Il est certain que la pendaison de Jacquemin apparaissait à Bel-Argent comme une excellente farce. La pitié n’était guère son fait. Et il faut dire que, mis à la place de Corentin, il eût accepté la hart avec insouciance et ne se fût guère plaint soi-même.
Bel-Argent, donc, tout joyeux, s’en fut droit à la taverne de l’Âne-Marchand, située rue des Francs-Bourgeois (rue des Voleurs), aux confins de la Truanderie.

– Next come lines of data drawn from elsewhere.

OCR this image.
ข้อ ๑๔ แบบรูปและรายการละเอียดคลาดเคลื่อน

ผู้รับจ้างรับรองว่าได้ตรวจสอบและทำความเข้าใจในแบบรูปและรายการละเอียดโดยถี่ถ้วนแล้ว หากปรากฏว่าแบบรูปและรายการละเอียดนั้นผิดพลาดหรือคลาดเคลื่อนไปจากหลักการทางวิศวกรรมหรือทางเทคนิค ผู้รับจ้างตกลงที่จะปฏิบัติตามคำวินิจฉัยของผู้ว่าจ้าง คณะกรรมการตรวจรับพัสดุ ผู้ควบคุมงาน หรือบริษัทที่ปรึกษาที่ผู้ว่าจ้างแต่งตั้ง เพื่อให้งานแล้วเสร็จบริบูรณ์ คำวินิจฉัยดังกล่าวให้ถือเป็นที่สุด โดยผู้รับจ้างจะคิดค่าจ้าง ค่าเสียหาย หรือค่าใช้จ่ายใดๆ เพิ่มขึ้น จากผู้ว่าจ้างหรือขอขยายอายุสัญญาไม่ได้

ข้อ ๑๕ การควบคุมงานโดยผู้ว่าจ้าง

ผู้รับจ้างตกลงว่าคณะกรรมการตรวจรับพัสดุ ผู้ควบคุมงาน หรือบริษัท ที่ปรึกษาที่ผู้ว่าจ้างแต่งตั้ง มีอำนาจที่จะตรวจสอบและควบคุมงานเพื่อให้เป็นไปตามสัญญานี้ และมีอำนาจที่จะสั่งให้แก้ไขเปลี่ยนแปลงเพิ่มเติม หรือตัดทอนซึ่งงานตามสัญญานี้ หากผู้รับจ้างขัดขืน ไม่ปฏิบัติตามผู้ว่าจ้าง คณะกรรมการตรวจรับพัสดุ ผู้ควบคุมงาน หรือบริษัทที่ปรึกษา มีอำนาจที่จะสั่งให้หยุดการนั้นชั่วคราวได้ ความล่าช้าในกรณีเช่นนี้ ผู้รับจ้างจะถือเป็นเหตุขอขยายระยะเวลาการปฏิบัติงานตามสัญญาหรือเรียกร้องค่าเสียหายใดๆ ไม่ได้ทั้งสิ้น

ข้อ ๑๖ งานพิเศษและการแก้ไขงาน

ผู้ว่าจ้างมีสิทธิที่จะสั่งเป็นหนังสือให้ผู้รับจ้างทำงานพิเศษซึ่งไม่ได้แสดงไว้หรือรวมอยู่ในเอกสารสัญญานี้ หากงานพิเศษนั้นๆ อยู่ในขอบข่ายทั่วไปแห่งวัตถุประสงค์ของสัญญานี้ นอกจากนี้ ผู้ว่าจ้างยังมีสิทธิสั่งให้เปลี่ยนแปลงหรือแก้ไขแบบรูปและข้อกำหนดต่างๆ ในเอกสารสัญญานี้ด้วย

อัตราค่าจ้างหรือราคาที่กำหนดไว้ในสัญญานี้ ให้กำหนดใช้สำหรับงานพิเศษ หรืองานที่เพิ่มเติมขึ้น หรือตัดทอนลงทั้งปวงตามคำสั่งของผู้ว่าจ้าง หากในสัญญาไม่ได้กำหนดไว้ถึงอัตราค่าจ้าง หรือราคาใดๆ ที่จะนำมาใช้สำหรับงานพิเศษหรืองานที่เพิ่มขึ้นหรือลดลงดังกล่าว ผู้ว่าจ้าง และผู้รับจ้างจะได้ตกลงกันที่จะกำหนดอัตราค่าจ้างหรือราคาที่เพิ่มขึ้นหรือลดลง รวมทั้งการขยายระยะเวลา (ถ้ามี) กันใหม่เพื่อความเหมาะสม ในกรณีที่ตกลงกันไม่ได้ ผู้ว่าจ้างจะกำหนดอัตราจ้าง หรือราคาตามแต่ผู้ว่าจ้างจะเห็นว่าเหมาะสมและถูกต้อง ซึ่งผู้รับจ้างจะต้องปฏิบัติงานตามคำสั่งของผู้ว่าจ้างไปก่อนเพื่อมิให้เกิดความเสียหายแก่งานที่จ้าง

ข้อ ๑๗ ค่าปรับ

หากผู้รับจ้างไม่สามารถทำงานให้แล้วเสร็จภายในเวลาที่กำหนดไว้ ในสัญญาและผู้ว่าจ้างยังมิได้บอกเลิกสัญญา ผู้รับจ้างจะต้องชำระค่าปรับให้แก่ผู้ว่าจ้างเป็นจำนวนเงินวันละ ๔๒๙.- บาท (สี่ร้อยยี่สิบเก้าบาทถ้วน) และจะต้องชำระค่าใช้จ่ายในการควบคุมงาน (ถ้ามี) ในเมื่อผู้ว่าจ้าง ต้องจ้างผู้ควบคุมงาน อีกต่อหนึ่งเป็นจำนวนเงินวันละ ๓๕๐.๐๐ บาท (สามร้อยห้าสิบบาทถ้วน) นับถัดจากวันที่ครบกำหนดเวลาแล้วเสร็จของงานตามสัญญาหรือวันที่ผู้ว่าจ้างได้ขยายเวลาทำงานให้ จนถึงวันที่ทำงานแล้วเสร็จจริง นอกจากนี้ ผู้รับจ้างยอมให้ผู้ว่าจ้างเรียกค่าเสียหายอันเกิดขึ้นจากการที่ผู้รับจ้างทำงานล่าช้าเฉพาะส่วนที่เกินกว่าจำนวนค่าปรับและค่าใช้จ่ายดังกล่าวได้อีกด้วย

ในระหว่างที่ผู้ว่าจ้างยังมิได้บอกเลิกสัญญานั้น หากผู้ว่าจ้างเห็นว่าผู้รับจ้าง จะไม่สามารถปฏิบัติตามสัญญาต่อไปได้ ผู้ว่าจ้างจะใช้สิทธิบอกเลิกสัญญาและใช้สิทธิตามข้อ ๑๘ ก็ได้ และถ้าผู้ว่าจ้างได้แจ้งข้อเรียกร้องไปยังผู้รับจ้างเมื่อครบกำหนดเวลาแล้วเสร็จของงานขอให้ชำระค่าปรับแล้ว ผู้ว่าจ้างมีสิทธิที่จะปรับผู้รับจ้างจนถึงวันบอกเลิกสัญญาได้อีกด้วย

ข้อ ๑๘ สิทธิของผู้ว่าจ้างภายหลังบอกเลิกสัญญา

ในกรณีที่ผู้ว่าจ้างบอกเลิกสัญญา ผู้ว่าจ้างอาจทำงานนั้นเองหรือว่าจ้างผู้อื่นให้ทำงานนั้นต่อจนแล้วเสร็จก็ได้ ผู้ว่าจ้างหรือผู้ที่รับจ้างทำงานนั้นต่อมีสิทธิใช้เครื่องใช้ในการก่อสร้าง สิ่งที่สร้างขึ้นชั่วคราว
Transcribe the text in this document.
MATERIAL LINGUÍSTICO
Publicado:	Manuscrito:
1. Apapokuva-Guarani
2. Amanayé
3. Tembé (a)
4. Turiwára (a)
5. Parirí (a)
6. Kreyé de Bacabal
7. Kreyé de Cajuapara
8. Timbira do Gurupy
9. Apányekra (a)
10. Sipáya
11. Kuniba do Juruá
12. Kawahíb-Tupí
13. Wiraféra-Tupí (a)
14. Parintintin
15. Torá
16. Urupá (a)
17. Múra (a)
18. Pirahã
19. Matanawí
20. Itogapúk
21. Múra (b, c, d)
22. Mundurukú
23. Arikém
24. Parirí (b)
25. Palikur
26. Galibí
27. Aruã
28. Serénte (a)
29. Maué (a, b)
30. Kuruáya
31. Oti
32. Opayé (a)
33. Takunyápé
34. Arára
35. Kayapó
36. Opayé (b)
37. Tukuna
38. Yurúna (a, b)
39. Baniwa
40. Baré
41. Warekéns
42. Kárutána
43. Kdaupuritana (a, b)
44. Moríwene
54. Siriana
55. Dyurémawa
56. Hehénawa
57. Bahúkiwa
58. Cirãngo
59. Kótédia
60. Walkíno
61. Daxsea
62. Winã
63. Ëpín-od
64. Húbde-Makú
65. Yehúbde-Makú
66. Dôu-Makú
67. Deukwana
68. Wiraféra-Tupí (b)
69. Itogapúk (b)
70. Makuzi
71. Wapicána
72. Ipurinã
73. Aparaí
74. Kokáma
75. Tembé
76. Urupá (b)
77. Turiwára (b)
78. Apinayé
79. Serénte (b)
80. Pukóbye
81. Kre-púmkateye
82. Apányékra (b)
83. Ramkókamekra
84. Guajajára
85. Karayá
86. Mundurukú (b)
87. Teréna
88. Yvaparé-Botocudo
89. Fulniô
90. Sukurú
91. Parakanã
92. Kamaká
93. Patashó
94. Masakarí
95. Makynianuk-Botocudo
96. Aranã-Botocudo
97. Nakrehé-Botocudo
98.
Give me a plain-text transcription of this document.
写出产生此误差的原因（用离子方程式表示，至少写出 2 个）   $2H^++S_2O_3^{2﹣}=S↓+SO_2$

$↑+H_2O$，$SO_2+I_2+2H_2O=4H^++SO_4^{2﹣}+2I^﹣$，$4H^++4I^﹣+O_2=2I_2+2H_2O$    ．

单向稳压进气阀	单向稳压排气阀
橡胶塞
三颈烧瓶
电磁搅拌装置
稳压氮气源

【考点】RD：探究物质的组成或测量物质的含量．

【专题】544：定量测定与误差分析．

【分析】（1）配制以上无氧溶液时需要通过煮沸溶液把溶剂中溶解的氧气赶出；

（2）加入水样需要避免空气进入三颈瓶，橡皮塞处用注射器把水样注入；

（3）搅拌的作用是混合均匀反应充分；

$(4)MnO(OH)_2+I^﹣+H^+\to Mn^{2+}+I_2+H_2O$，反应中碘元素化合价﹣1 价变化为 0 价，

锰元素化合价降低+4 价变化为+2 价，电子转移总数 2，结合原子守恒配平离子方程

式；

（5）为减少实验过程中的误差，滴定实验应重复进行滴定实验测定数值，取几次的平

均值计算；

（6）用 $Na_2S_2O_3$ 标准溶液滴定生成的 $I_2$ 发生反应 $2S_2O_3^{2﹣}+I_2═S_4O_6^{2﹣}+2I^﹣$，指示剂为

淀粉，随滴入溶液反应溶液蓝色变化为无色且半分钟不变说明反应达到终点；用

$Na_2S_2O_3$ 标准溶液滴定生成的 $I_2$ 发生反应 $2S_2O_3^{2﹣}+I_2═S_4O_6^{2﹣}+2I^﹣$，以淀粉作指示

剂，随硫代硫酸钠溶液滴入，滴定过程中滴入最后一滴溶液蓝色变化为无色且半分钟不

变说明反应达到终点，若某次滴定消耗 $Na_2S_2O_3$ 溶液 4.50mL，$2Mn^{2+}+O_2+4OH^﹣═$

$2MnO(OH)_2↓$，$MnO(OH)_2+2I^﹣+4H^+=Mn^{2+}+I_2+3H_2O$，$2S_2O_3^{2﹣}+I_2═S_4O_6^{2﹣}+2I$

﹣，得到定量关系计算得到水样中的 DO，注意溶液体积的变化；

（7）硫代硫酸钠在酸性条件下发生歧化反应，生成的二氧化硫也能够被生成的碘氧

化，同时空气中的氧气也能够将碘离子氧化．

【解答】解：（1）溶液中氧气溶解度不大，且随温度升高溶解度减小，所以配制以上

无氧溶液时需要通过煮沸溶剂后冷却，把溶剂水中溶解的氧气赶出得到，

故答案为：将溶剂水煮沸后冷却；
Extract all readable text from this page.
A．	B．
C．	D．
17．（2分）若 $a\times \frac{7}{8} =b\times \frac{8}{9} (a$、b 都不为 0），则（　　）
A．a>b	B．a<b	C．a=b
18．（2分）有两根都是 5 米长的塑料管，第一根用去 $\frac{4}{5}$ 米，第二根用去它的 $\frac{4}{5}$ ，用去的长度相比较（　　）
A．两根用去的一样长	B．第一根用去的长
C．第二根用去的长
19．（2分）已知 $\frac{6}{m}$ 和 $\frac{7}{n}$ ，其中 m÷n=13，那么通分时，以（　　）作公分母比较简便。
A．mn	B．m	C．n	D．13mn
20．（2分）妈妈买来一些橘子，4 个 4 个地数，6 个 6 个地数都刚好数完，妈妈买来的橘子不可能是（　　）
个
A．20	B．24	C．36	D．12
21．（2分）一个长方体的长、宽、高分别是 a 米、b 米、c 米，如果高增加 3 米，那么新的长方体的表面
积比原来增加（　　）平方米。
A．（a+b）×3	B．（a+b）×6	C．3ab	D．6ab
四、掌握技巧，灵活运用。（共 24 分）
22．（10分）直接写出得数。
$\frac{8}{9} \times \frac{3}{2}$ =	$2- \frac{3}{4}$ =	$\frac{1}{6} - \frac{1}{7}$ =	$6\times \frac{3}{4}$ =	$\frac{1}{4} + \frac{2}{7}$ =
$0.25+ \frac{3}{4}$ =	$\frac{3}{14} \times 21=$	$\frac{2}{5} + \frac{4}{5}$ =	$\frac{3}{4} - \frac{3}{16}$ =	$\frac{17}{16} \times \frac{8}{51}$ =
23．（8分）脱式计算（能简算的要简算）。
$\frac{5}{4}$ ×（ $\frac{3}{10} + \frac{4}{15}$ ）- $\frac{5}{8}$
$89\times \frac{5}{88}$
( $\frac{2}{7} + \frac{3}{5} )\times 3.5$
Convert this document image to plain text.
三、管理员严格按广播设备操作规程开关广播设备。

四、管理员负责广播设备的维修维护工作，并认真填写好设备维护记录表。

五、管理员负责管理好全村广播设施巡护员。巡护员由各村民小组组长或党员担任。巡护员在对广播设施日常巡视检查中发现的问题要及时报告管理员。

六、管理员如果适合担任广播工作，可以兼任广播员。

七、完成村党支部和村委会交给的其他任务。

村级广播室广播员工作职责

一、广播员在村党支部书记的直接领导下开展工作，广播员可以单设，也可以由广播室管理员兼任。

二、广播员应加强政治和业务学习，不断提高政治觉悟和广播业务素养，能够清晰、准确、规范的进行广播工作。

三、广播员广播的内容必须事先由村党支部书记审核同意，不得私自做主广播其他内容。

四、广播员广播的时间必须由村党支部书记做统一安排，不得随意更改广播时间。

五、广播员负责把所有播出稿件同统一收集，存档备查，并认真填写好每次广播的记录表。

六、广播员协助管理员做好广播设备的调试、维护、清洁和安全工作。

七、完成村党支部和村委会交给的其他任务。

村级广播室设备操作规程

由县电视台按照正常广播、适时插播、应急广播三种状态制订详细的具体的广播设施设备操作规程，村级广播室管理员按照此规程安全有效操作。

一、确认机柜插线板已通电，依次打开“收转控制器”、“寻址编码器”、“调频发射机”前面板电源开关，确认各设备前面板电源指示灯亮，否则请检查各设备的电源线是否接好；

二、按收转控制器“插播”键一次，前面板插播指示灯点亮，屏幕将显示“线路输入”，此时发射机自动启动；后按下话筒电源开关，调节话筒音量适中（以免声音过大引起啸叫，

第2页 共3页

Et il fit tinter un écu sur la table. Vingt têtes se redressèrent, vingt paires d’yeux flamboyants se braquèrent sur la pièce blanche.
– Il faut bien lui faire fête, dit Bel-Argent : c’est ma dernière !
Et il montra son escarcelle vide.
Il assurait ainsi sa tranquillité, sachant bien que les choses eussent pour lui promptement tourné mal si les excellents compagnons qui l’entouraient eussent pu supposer cette escarcelle bien garnie.
Bel-Argent, donc, se mit à faire honneur à ses rillons avec le plaisir et l’entrain d’un honnête soupeur qui n’a de comptes à rendre à personne.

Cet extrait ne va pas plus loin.